Este es el motivo por el que Shoah es mucho más que una película sobre el exterminio judío: es una película sobre el propio proceso de hacer una película sobre el exterminio judío. Lanzmann nunca oculta su presencia delante o detrás de la cámara, sus preguntas, sus actitudes ante los entrevistados, incluso cuando no son las más adecuadas: ¿Hasta qué punto un cineasta puede forzar a los sujetos filmados a continuar con su relato cuando ellos ya no pueden soportar ese recuerdo? ¿Es lícito que acose con sus preguntas a antiguos nazis que no quieren ni hablar del tema? ¿No estaría Lanzmann abusando de la posición de poder que le otorga la cámara para expresar su desdén hacia muchos de los polacos entrevistados? En cada una de las secuencias de la película, el cineasta se expone ante la mirada del espectador en un ejercicio de transparencia que incluye incluso la traducción de las conversaciones en polaco, yiddish y hebreo. De esta forma no hay nunca un relato cerrado y definitivo, sino una búsqueda de ese relato llena de problemas, errores, excesos y confusiones: a veces alguna de las intérpretes no traduce todo lo que dice un entrevistado, o no lo traduce bien, otras veces es Lanzmann quien no lo entiende correctamente, o a lo mejor no lo quiere entender para insistir en sus obsesiones personales. Estos abusos de confianza, así como todas las demás transgresiones de la ortodoxia documental, cuentan una historia que tiene más que ver con la propia evolución formal del cine de no-ficción que con el exterminio judío, ya que Lanzmann, además de un excelente investigador, es también un creador de formas, un cineasta que aprendió a poner en valor los testimonios históricos a través de elecciones estéticas. Quizás por eso la larga entrevista con Benjamin Murmelstein que da origen a Le dernier des injustes se quedó fuera de Shoah, porque no había forma de incluirla en el montaje sin desequilibrar su estructura.

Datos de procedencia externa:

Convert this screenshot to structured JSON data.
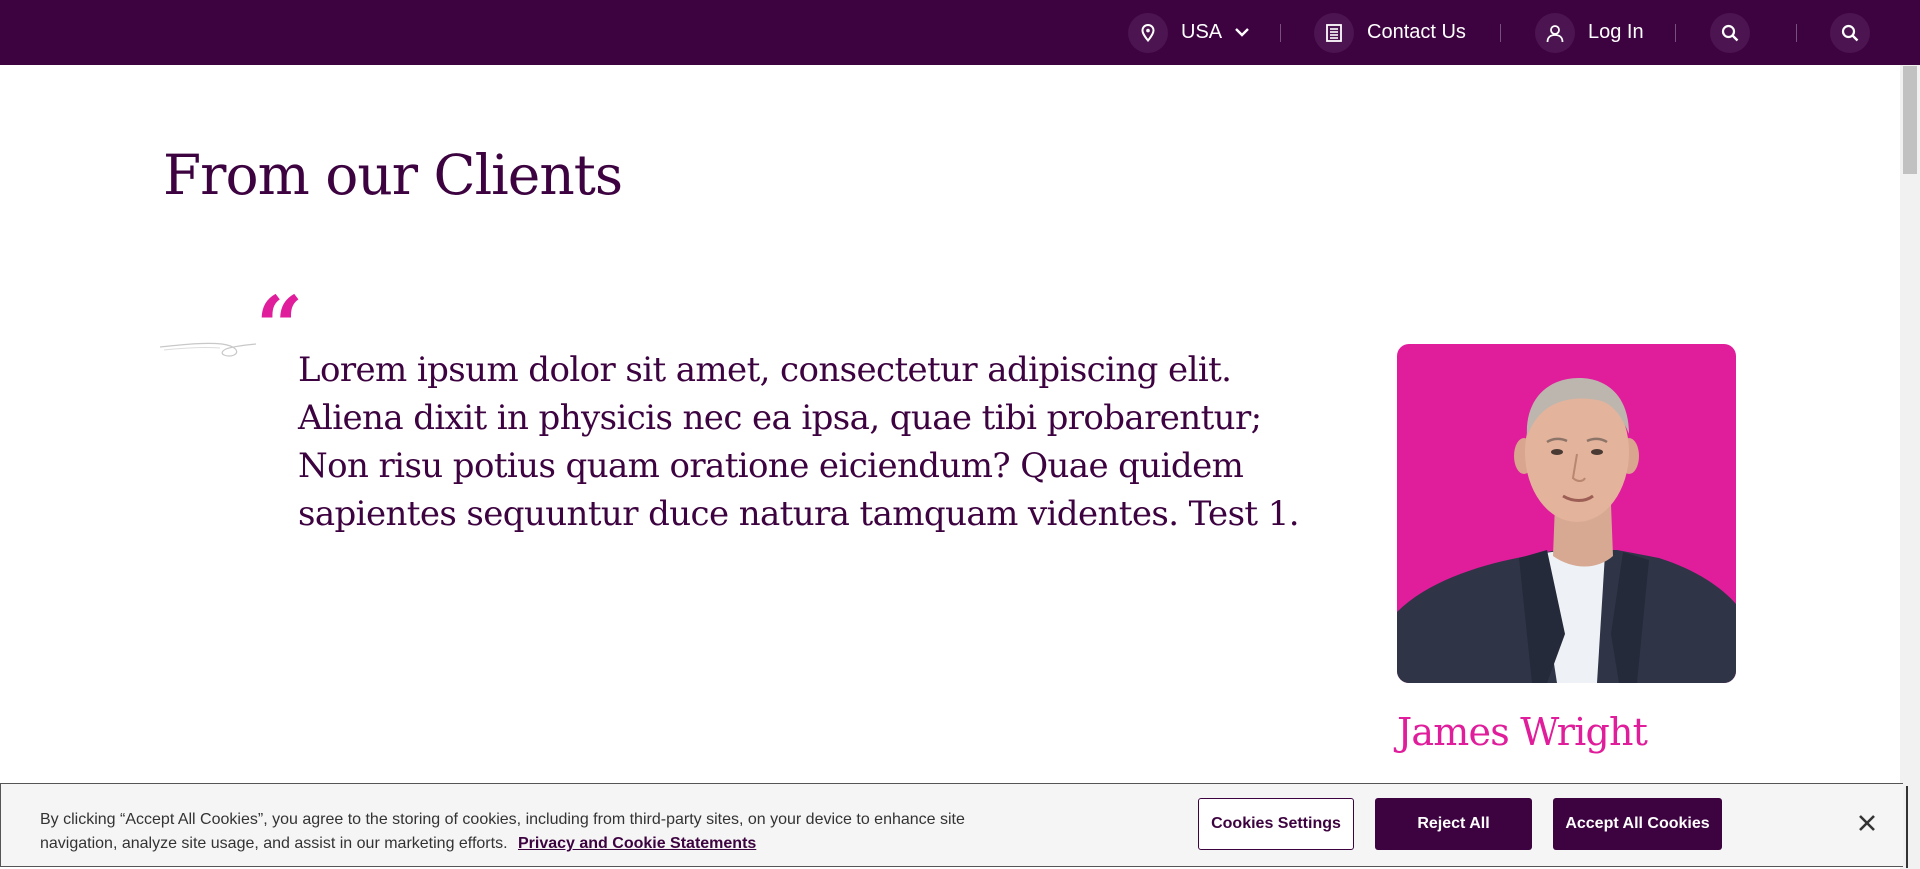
{
  "header": {
    "region_label": "USA",
    "contact_label": "Contact Us",
    "login_label": "Log In"
  },
  "section": {
    "title": "From our Clients"
  },
  "testimonial": {
    "quote_mark": "“",
    "text": "Lorem ipsum dolor sit amet, consectetur adipiscing elit. Aliena dixit in physicis nec ea ipsa, quae tibi probarentur; Non risu potius quam oratione eiciendum? Quae quidem sapientes sequuntur duce natura tamquam videntes. Test 1.",
    "client_name": "James Wright"
  },
  "cookie_banner": {
    "message": "By clicking “Accept All Cookies”, you agree to the storing of cookies, including from third-party sites, on your device to enhance site navigation, analyze site usage, and assist in our marketing efforts.",
    "privacy_link": "Privacy and Cookie Statements",
    "settings_label": "Cookies Settings",
    "reject_label": "Reject All",
    "accept_label": "Accept All Cookies"
  },
  "colors": {
    "brand_purple": "#3d0340",
    "accent_magenta": "#e01d9b"
  },
  "icons": {
    "location": "location-pin-icon",
    "chevron": "chevron-down-icon",
    "contact": "document-list-icon",
    "user": "user-icon",
    "search": "search-icon",
    "close": "close-icon"
  }
}
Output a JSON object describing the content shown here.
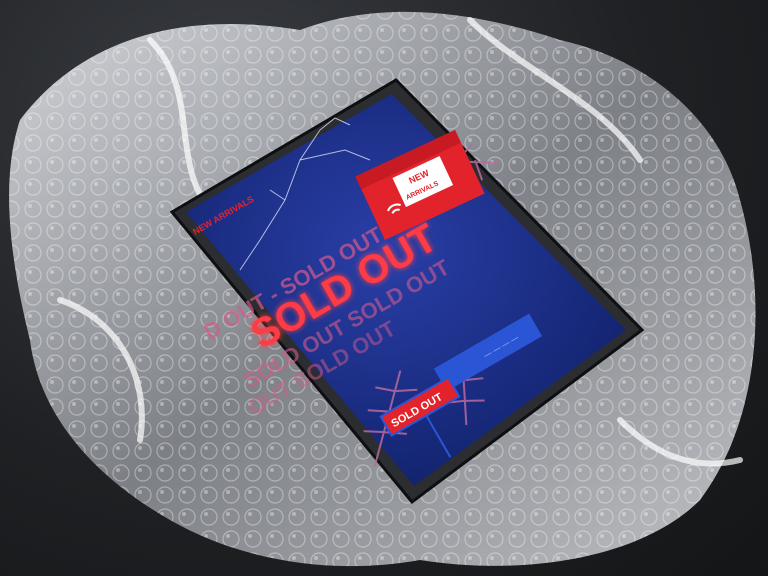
{
  "scene": {
    "background_color": "#1f2124",
    "wrap_color": "#dfe3ea",
    "tablet_frame_color": "#2b2d31",
    "screen_color": "#142a7a",
    "accent_red": "#e3232c",
    "glow_pink": "#ff5fa6"
  },
  "screen": {
    "header_text": "NEW ARRIVALS",
    "sold_out_main": "SOLD OUT",
    "repeat_line_1": "D OUT - SOLD OUT",
    "repeat_line_2": "SOLD OUT SOLD OUT",
    "repeat_line_3": "OUT SOLD OUT",
    "sign_label": "SOLD OUT",
    "sign_right_label": "— — — —"
  },
  "sticker": {
    "line_1": "NEW",
    "line_2": "ARRIVALS"
  }
}
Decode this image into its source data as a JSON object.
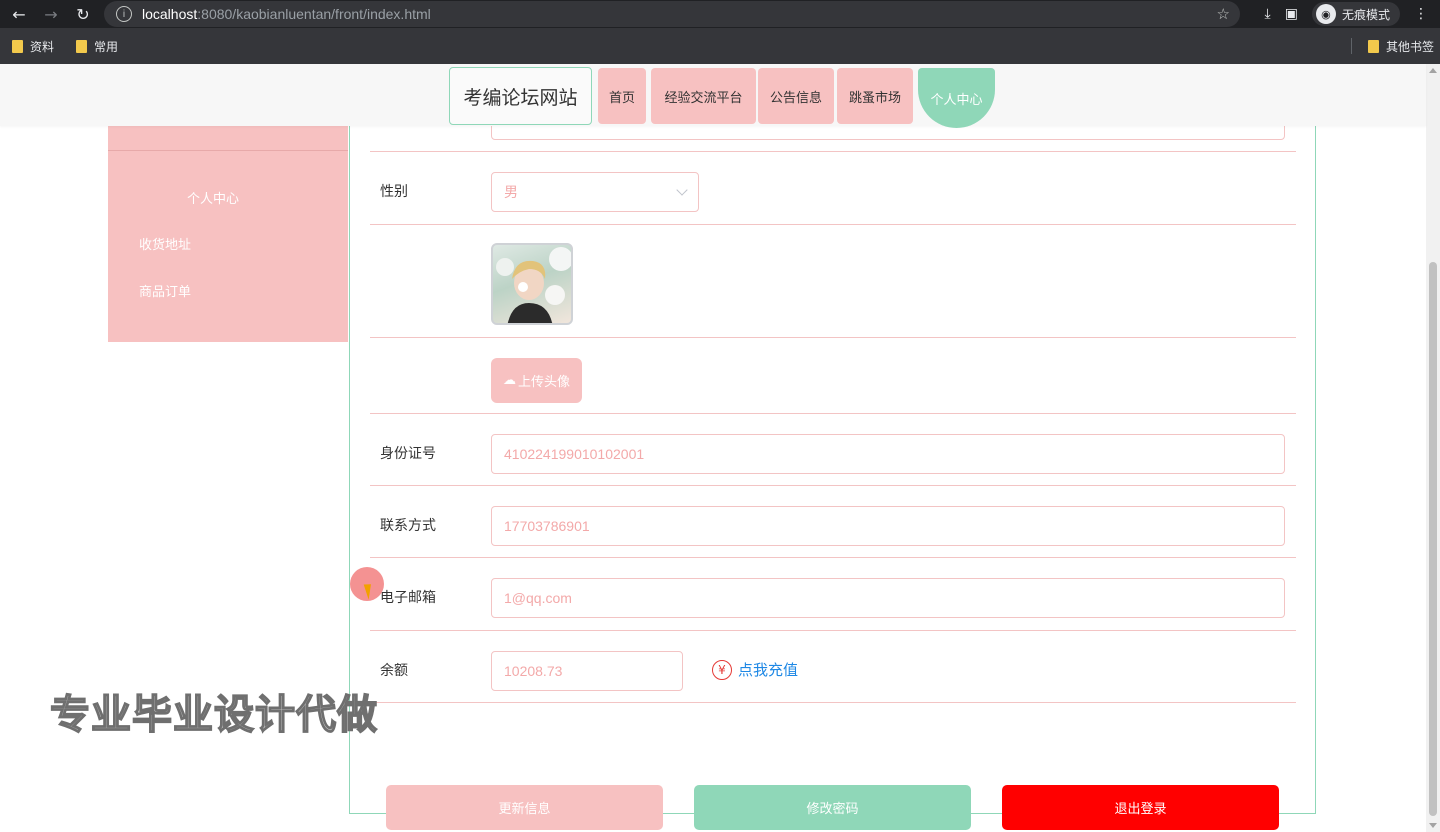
{
  "browser": {
    "url_host": "localhost",
    "url_rest": ":8080/kaobianluentan/front/index.html",
    "incognito_label": "无痕模式",
    "bookmarks": [
      "资料",
      "常用"
    ],
    "other_bookmarks": "其他书签"
  },
  "nav": {
    "logo": "考编论坛网站",
    "items": [
      "首页",
      "经验交流平台",
      "公告信息",
      "跳蚤市场",
      "个人中心"
    ],
    "active_color": "#8fd7b8",
    "item_color": "#f7c1c1"
  },
  "sidebar": {
    "title": "个人中心",
    "items": [
      "收货地址",
      "商品订单"
    ]
  },
  "form": {
    "gender_label": "性别",
    "gender_value": "男",
    "upload_label": "上传头像",
    "id_label": "身份证号",
    "id_value": "410224199010102001",
    "phone_label": "联系方式",
    "phone_value": "17703786901",
    "email_label": "电子邮箱",
    "email_value": "1@qq.com",
    "balance_label": "余额",
    "balance_value": "10208.73",
    "recharge_label": "点我充值",
    "yen_symbol": "¥"
  },
  "actions": {
    "update": "更新信息",
    "change_password": "修改密码",
    "logout": "退出登录",
    "update_color": "#f7c1c1",
    "password_color": "#8fd7b8",
    "logout_color": "#ff0000"
  },
  "watermark": "专业毕业设计代做"
}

Chelmno en Shoah (Claude Lanzmann, 1985)

Sud (Chantal Akerman, 1999)

An Injury to One (Travis Wilkerson, 2002)

Son tantas las cosas que Lanzmann perseguía en este proyecto que por el camino tuvo que inventar la forma de conseguirlas, convirtiéndose así en un precursor de muchas de los novedades formales del documental performativo. Por ejemplo, la imagen-fetiche de los trenes circulando por las llanuras polacas se adelantó en unos cuántos años a las reconstrucción ficcionales con las que Errol Morris intentaba encontrar la verdad en The Thin Blue Line (1988); después, la propia conversión de Lanzmann en un personaje más de la película anticipó el rol del cineasta-guerrillero popularizado posteriormente por Michael Moore a partir de Roger & Me (1989); además, las entrevistas con los testigos polacos presentan ya muchas de las características de lo que después sería el ‘Método Coutinho‘ desde Cabra Marcado para Morrer (Eduardo Coutinho, 1964-1984); y por último ese fascinante plano-secuencia filmado desde la parte trasera de un camión que repite el trayecto exacto que recorrieron los primeros judíos gaseados en Chelmno reaparecería décadas después transmutado en planos muy parecidos en Sud (Chantal Akerman, 1999) o An Injury to One (Travis Wilkerson, 2002). Si seguimos así, encontraremos muchos otros ejemplos de la influencia de Shoah en la historia reciente del cine, desde Schildler’s List hasta la obra de Rithy Panh, ya sea como ajuste de cuentas con el pasado o como inspiración para el futuro. Por eso hace falta volver a Shoah una y otra vez: en parte para aprender, y en parte para no olvidar.

(1) Claude Lanzmann en Chevrie, Marc e Hervé Le Roux (1985) 2009. “El lugar y la palabra”, Cahiers du Cinéma. España 28: 67.